Comme nous le verrons, la plupart des profils des affiliés de la ‘Ndrangheta appartient toujours à l’univers de la classe moyenne. À l’intérieur de la société mafieuse coexistent des inégalités économiques et sociales plus ou moins importantes, comme dans n’importe quelle société moderne. Les mafieux ne sont vraisemblablement pas de riches hommes d’affaires, fins connaisseurs des mécanismes sophistiqués de la haute finance. L’enquête Minotauro18 nous en livre un exemple emblématique : un affilié vient de recevoir une dote, en d’autres termes, un grade qui détermine la position au sein de la société mafieuse et auquel correspondent des pouvoirs et des responsabilités. Pour fêter l’événement il organise un dîner où deux membres de chaque clan de l’hinterland de Turin sont invités. Il s’en présentera plus que prévu, en le faisant dépenser, pour son malheur, presque la totalité de son salaire d’ouvrier (1200 euros).19

Effectivement, les mafieux exercent pour la plupart un métier peu qualifié. Et oui, il n’existe pas de métier de « mafieux à plein temps » comme on le voit dans les films. Le rapport Dalla Chiesa20 note que la majorité des emplois des ‘ndranghetistes nourrissent l’ « économie locale » – economia terrena –, dite aussi économie traditionnelle ou matérielle ; une économie fille de la « culture paysanne », dans la mesure où le mafieux tend à s’investir et à investir dans les « secteurs à faible technologie, caractérisés par la présence de petites et moyennes entreprises et par un lien étroit avec le territoire »21 ; en d’autres termes, dans les choses qu’on peut toucher avec les mains. Le secteur de l’immobilier, de la construction, de l’import-export, de la restauration (pas autant qu’on le pense !) y sont majoritairement représentés. Dans la liste des métiers du rapport précité, on trouve des maçons, beaucoup d’administrateurs de sociétés actives dans le secteur du terrassement et du bâtiment, des commerçants, des retraités et des personnes sans activité lucrative. Un conseiller fiscal, c’est vrai, mais de manière générale pas de cols blancs, traders, brokers, courtiers ni loups de Wall Street.

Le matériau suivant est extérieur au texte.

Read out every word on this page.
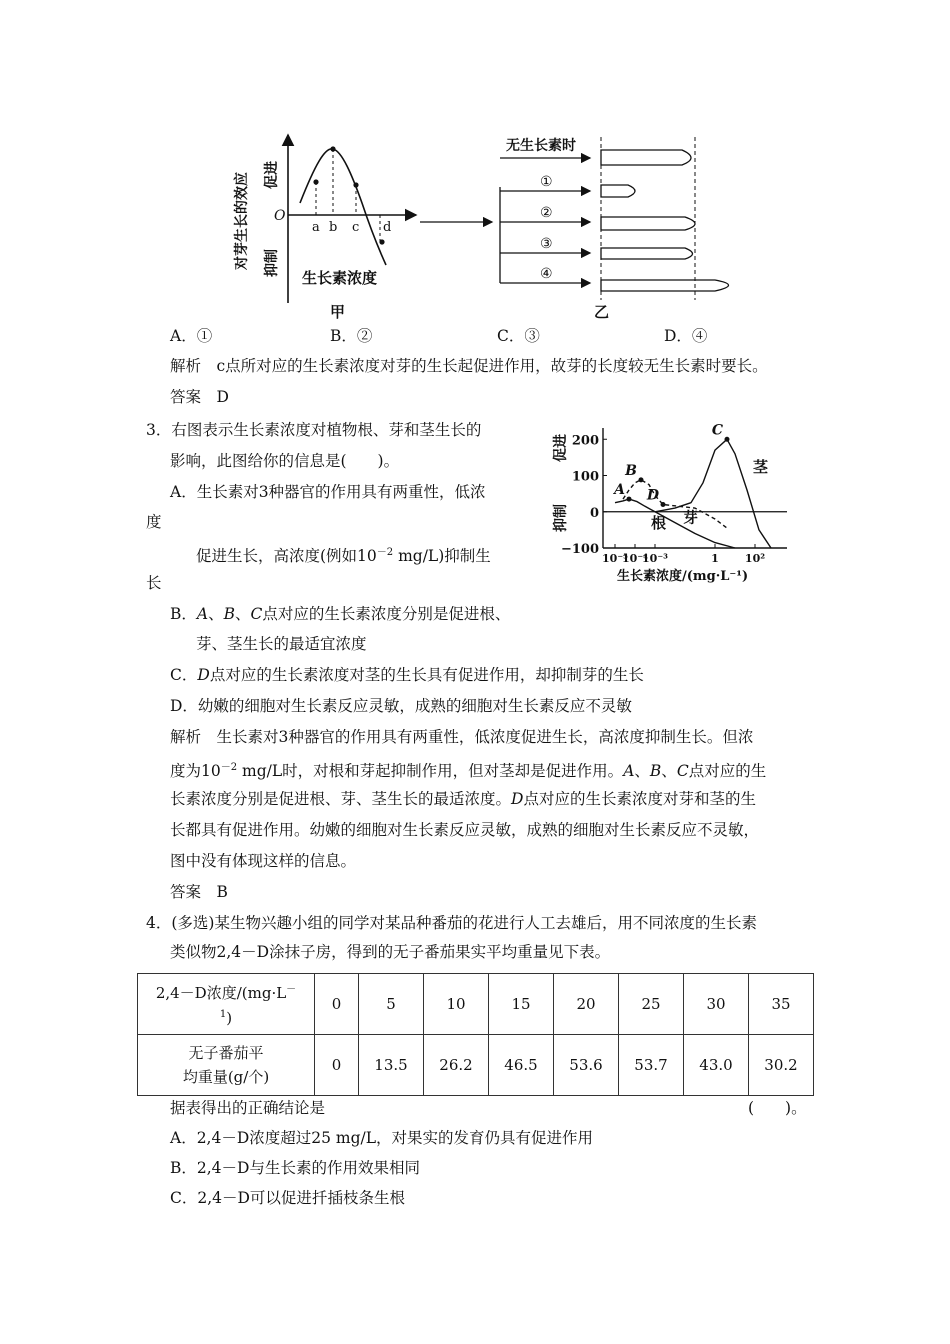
O
a b c d
生长素浓度
甲
对芽生长的效应 促进
抑制
无生长素时
①
②
③
④
乙
A．①	B．②	C．③	D．④
解析　c点所对应的生长素浓度对芽的生长起促进作用，故芽的长度较无生长素时要长。
答案　D
3．右图表示生长素浓度对植物根、芽和茎生长的
影响，此图给你的信息是(　　)。
A．生长素对3种器官的作用具有两重性，低浓
度
促进生长，高浓度(例如$10^{-2}$ mg/L)抑制生
长
B．A、B、C点对应的生长素浓度分别是促进根、
芽、茎生长的最适宜浓度
C．D点对应的生长素浓度对茎的生长具有促进作用，却抑制芽的生长
D．幼嫩的细胞对生长素反应灵敏，成熟的细胞对生长素反应不灵敏
解析　生长素对3种器官的作用具有两重性，低浓度促进生长，高浓度抑制生长。但浓
度为$10^{-2}$ mg/L时，对根和芽起抑制作用，但对茎却是促进作用。A、B、C点对应的生
长素浓度分别是促进根、芽、茎生长的最适浓度。D点对应的生长素浓度对芽和茎的生
长都具有促进作用。幼嫩的细胞对生长素反应灵敏，成熟的细胞对生长素反应不灵敏，
图中没有体现这样的信息。
答案　B
促进
抑制
生长素浓度/(mg·L⁻¹)
200
100
0
−100
10⁻⁵
10⁻⁴
10⁻³	1 10²
A
B
C
D
根 芽
茎
4．(多选)某生物兴趣小组的同学对某品种番茄的花进行人工去雄后，用不同浓度的生长素
类似物2,4－D涂抹子房，得到的无子番茄果实平均重量见下表。
2,4－D浓度/(mg·L－
$^1$)	0	5	10	15	20	25	30	35
无子番茄平
均重量(g/个)	0	13.5	26.2	46.5	53.6	53.7	43.0	30.2
据表得出的正确结论是	(　　)。
A．2,4－D浓度超过25 mg/L，对果实的发育仍具有促进作用
B．2,4－D与生长素的作用效果相同
C．2,4－D可以促进扦插枝条生根
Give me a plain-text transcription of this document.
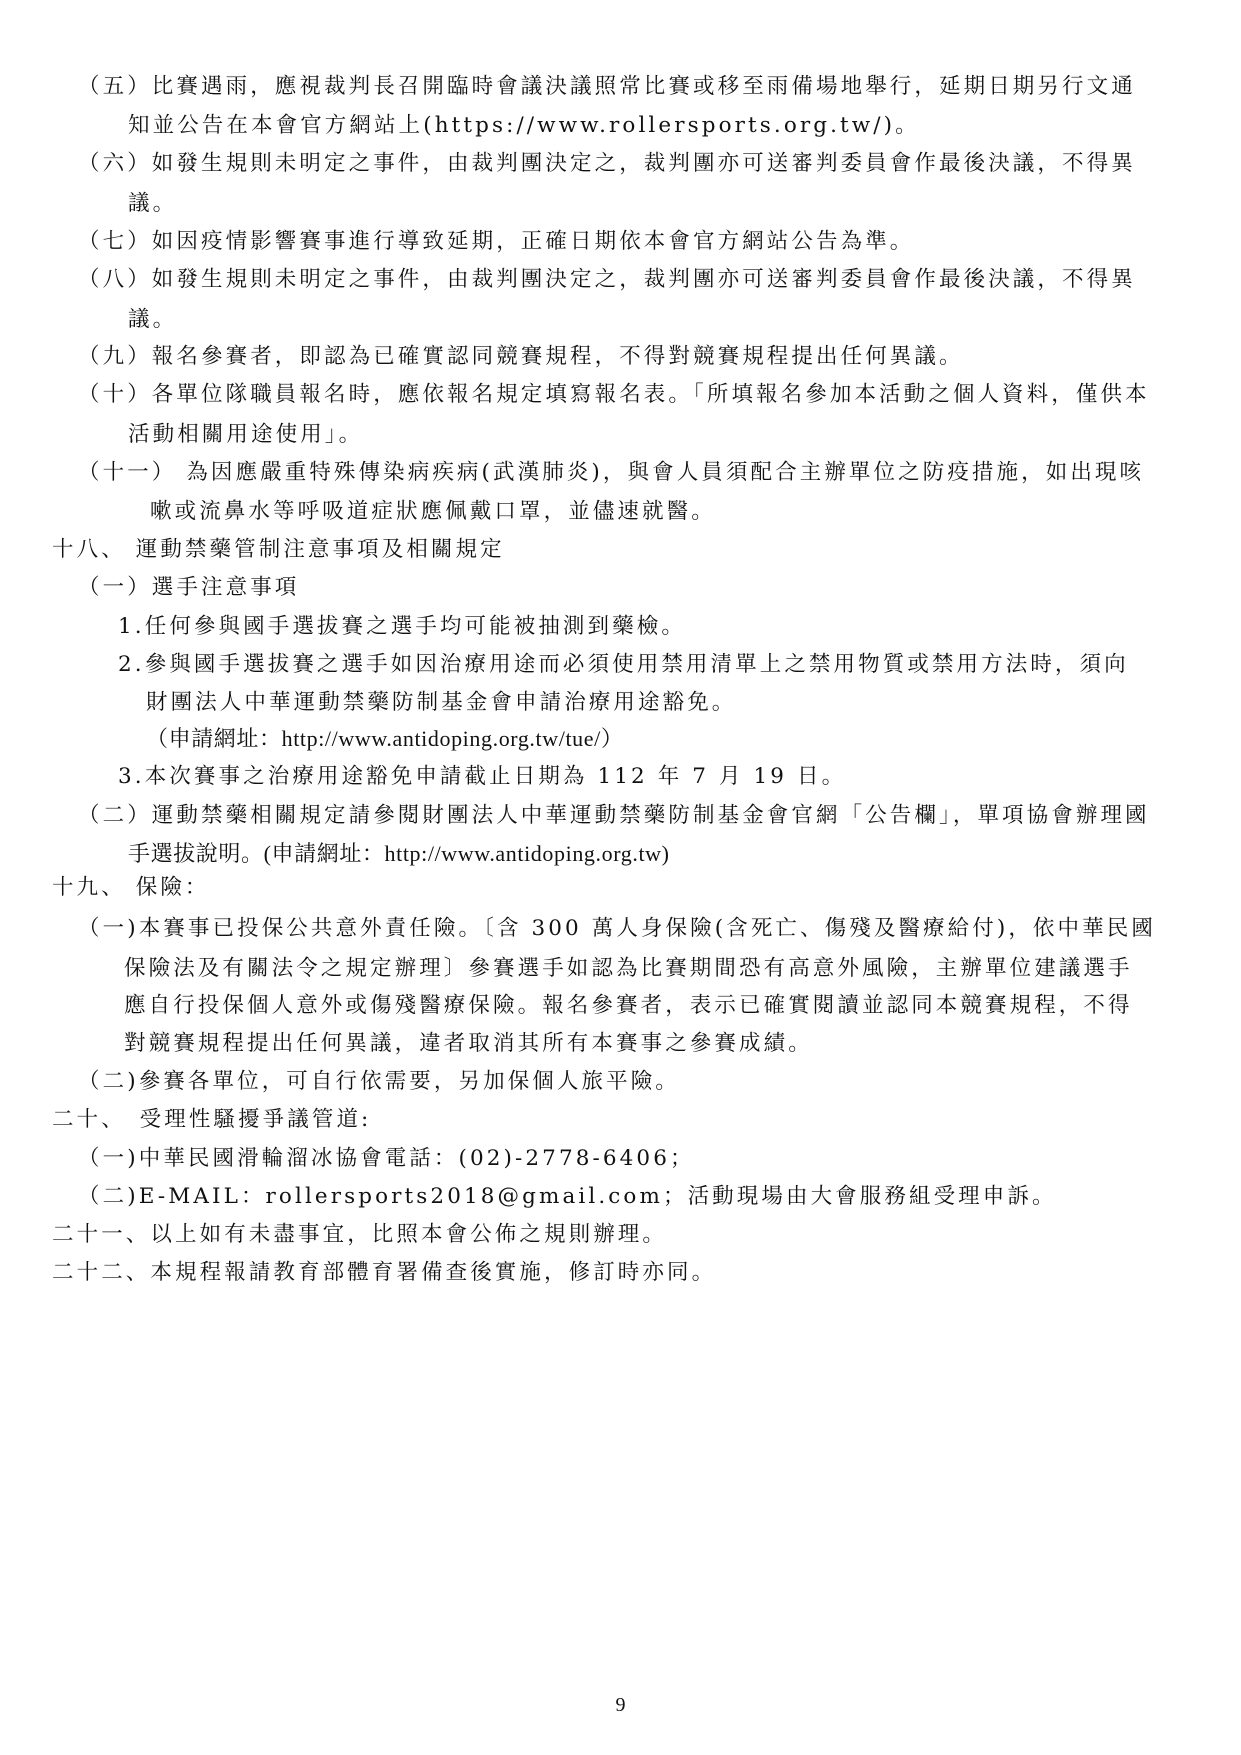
（五）比賽遇雨，應視裁判長召開臨時會議決議照常比賽或移至雨備場地舉行，延期日期另行文通
知並公告在本會官方網站上(https://www.rollersports.org.tw/)。
（六）如發生規則未明定之事件，由裁判團決定之，裁判團亦可送審判委員會作最後決議，不得異
議。
（七）如因疫情影響賽事進行導致延期，正確日期依本會官方網站公告為準。
（八）如發生規則未明定之事件，由裁判團決定之，裁判團亦可送審判委員會作最後決議，不得異
議。
（九）報名參賽者，即認為已確實認同競賽規程，不得對競賽規程提出任何異議。
（十）各單位隊職員報名時，應依報名規定填寫報名表。「所填報名參加本活動之個人資料，僅供本
活動相關用途使用」。
（十一） 為因應嚴重特殊傳染病疾病(武漢肺炎)，與會人員須配合主辦單位之防疫措施，如出現咳
嗽或流鼻水等呼吸道症狀應佩戴口罩，並儘速就醫。
十八、 運動禁藥管制注意事項及相關規定
（一）選手注意事項
1.任何參與國手選拔賽之選手均可能被抽測到藥檢。
2.參與國手選拔賽之選手如因治療用途而必須使用禁用清單上之禁用物質或禁用方法時，須向
財團法人中華運動禁藥防制基金會申請治療用途豁免。
（申請網址：http://www.antidoping.org.tw/tue/）
3.本次賽事之治療用途豁免申請截止日期為 112 年 7 月 19 日。
（二）運動禁藥相關規定請參閱財團法人中華運動禁藥防制基金會官網「公告欄」，單項協會辦理國
手選拔說明。(申請網址：http://www.antidoping.org.tw)
十九、 保險：
（一)本賽事已投保公共意外責任險。〔含 300 萬人身保險(含死亡、傷殘及醫療給付)，依中華民國
保險法及有關法令之規定辦理〕參賽選手如認為比賽期間恐有高意外風險，主辦單位建議選手
應自行投保個人意外或傷殘醫療保險。報名參賽者，表示已確實閱讀並認同本競賽規程，不得
對競賽規程提出任何異議，違者取消其所有本賽事之參賽成績。
（二)參賽各單位，可自行依需要，另加保個人旅平險。
二十、　受理性騷擾爭議管道:
（一)中華民國滑輪溜冰協會電話：(02)-2778-6406；
（二)E-MAIL：rollersports2018@gmail.com；活動現場由大會服務組受理申訴。
二十一、以上如有未盡事宜，比照本會公佈之規則辦理。
二十二、本規程報請教育部體育署備查後實施，修訂時亦同。
9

Les mafieux mettent souvent les sociétés légales qu’ils détiennent au service d’activités purement illégales, par exemple, une société d’import-export d’aliments, non seulement de couverture, qui de temps à autre transporte des stupéfiants ou des armes. Il y a néanmoins toute une panoplie de cols blancs – dite la zone grise (entrepreneurs, gestionnaires de patrimoines, politiciens, administrateurs publics, avocats, médecins, etc.) – et d’autres acteurs purement criminels qui ne sont pas formellement affiliés aux associations mafieuses, mais qui en empruntent la méthode et surtout qui sont indispensables à la reproduction et à l’enrichissement des mafias. Les clans leur sous-traitent une partie des activités comme par exemple toutes les étapes de courtage liées au commerce de cocaïne entre l’Amérique du Sud et centrale et l’Europe (négociation avec le producteur, stockage, logistique du transport, etc.).

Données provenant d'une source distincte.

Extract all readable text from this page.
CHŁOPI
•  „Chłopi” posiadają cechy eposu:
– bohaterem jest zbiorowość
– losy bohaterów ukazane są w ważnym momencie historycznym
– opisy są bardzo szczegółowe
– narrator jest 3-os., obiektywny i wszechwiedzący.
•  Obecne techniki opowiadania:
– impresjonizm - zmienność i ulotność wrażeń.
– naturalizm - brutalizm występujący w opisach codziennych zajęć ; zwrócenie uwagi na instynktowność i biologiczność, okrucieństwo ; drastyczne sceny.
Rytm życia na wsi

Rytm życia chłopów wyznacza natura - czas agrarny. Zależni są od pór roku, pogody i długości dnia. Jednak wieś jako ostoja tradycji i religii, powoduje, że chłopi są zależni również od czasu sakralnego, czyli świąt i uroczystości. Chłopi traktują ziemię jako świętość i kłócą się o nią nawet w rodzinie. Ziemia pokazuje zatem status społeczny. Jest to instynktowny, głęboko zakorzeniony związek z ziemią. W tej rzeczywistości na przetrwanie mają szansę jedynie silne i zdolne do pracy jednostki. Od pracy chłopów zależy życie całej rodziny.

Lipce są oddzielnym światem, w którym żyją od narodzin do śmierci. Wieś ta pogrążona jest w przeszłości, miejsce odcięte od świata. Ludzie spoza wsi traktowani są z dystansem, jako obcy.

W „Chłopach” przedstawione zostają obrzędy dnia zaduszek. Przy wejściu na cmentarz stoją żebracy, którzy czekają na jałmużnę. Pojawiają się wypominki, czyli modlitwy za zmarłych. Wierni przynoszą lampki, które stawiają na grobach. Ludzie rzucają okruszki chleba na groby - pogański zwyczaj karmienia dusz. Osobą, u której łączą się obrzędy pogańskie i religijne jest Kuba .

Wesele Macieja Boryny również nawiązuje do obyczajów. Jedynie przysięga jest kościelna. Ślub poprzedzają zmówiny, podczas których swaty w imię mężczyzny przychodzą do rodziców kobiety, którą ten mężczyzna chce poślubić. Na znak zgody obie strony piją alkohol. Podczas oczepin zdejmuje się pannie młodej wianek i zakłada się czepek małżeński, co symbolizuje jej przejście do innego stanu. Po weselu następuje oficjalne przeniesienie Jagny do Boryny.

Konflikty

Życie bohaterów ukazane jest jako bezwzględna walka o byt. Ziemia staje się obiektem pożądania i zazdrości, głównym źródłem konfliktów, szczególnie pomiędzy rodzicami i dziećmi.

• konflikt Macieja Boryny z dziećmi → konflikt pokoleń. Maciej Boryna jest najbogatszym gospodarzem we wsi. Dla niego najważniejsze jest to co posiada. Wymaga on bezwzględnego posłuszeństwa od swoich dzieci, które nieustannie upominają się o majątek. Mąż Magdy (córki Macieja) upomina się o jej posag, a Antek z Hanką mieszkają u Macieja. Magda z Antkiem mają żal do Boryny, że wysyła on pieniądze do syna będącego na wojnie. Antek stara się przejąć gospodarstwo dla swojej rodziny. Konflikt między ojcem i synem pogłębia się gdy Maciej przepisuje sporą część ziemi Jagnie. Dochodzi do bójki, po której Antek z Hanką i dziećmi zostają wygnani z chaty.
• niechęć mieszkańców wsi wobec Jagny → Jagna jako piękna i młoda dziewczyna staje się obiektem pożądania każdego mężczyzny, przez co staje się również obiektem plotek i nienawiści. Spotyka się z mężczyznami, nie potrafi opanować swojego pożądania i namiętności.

De notre côté, nous connaissons le métier de quelques mafieux « suisses ». Parmi les membres d’un clan découvert à Frauenfeld figurent notamment un assureur, un négociant d’or, un employé communal, un chef de chantier, un agent fiduciaire, un homme de parti, un chauffeur de taxi, un chauffeur de bus, le propriétaire d’un garage et un retraité.22 Ainsi, comme l’affirme un représentant de premier plan du clan thurgovien, « pour la société [mafieuse] il n’y a pas besoin d’avoir fait l’université ». Il ajoute qu’il y aurait plusieurs chefs mafieux analphabètes.23 Du côté romand, deux membres d’un clan ‘ndranghetiste actif en Calabre et au Piémont, condamnés en 2014 par un tribunal calabrais pour association de type mafieux, se « cachaient » dans le Haut-Valais.24 L’un travaillait pour les remontées mécaniques de son village de résidence, l’autre était employé en tant qu’ouvrier auprès d’une entreprise de construction de Viège. Dans la même ville, un Calabrais résidant au Piémont a fondé son entreprise de construction. Les autorités italiennes le considèrent comme très proche du clan piémontais susmentionné. Accusé de corruption par les autorités suisses, il a écopé d’un mois de détention préventive en mars 2016. Au Tessin, un tueur à gage de la ‘Ndrangheta administrait un magasin de meubles. Il détenait en outre un bar et une société de conseil avec laquelle il arnaquait des banques tessinoises et slovènes.25 D’après la Regione, il aurait un diplôme en jurisprudence et sciences juridiques : voilà de quoi démontrer l’hétérogénéité de l’univers mafieux.

 

La mafia serait-elle partout en Suisse ?

« Je suis très inquiet de l’infiltration de la criminalité organisée au Tessin, elle est en train de littéralement dégrader le tissu économique tessinois. Si on ne fait rien, ils vont tout acheter. […] Que la ‘Ndrangheta soit implantée au Tessin est une évidence […]. »26

Ces paroles, exprimées par le président des polices municipales du canton du Tessin Dimitri Bossalini, sont un exemple révélateur de la façon dont les autorités participent à la création du mythe de l’ubiquité des mafias. Il est dépeint notamment un scénario catastrophique où les mafias seraient ancrées, enracinées sur le territoire de manière stable. Il est vrai que deux enquêtes (Quatur en 2002 pour la cosca Ferrazzo et Helvetia en 2010 pour la Société de Frauenfeld) ont mis à jour des éléments qui démontrent une présence de mafieux-résidents organisés en cellules sur le territoire helvétique ; je suis le premier à attirer l’attention sur ce point. Néanmoins, l’ancrage d’une mafia sur un territoire ne peut pas être considéré comme pleinement avéré en partant du simple constat que les mafieux réinvestissent leurs capitaux illicites dans l’immobilier ou dans la restauration (de la région). Les actions qui démontrent la présence stable d’une mafia sur un territoire sont autres, notamment l’extorsion généralisée, la corruption systématique d’agents publics afin d’accéder aux marchés publics, l’échange de voix avec des représentants politiques dans le but d’obtenir des services, l’emploi de la « méthode mafieuse » (intimidation, menace, agression), le financement d’institutions sportives, culturelles et religieuses locales afin d’entretenir un consensus social, etc. Malgré le fait qu’on a pu observer des cas allant dans ce sens, nous ne pouvons pas affirmer que ces phénomènes se reproduisent de manière systématique à l’intérieur de nos frontières.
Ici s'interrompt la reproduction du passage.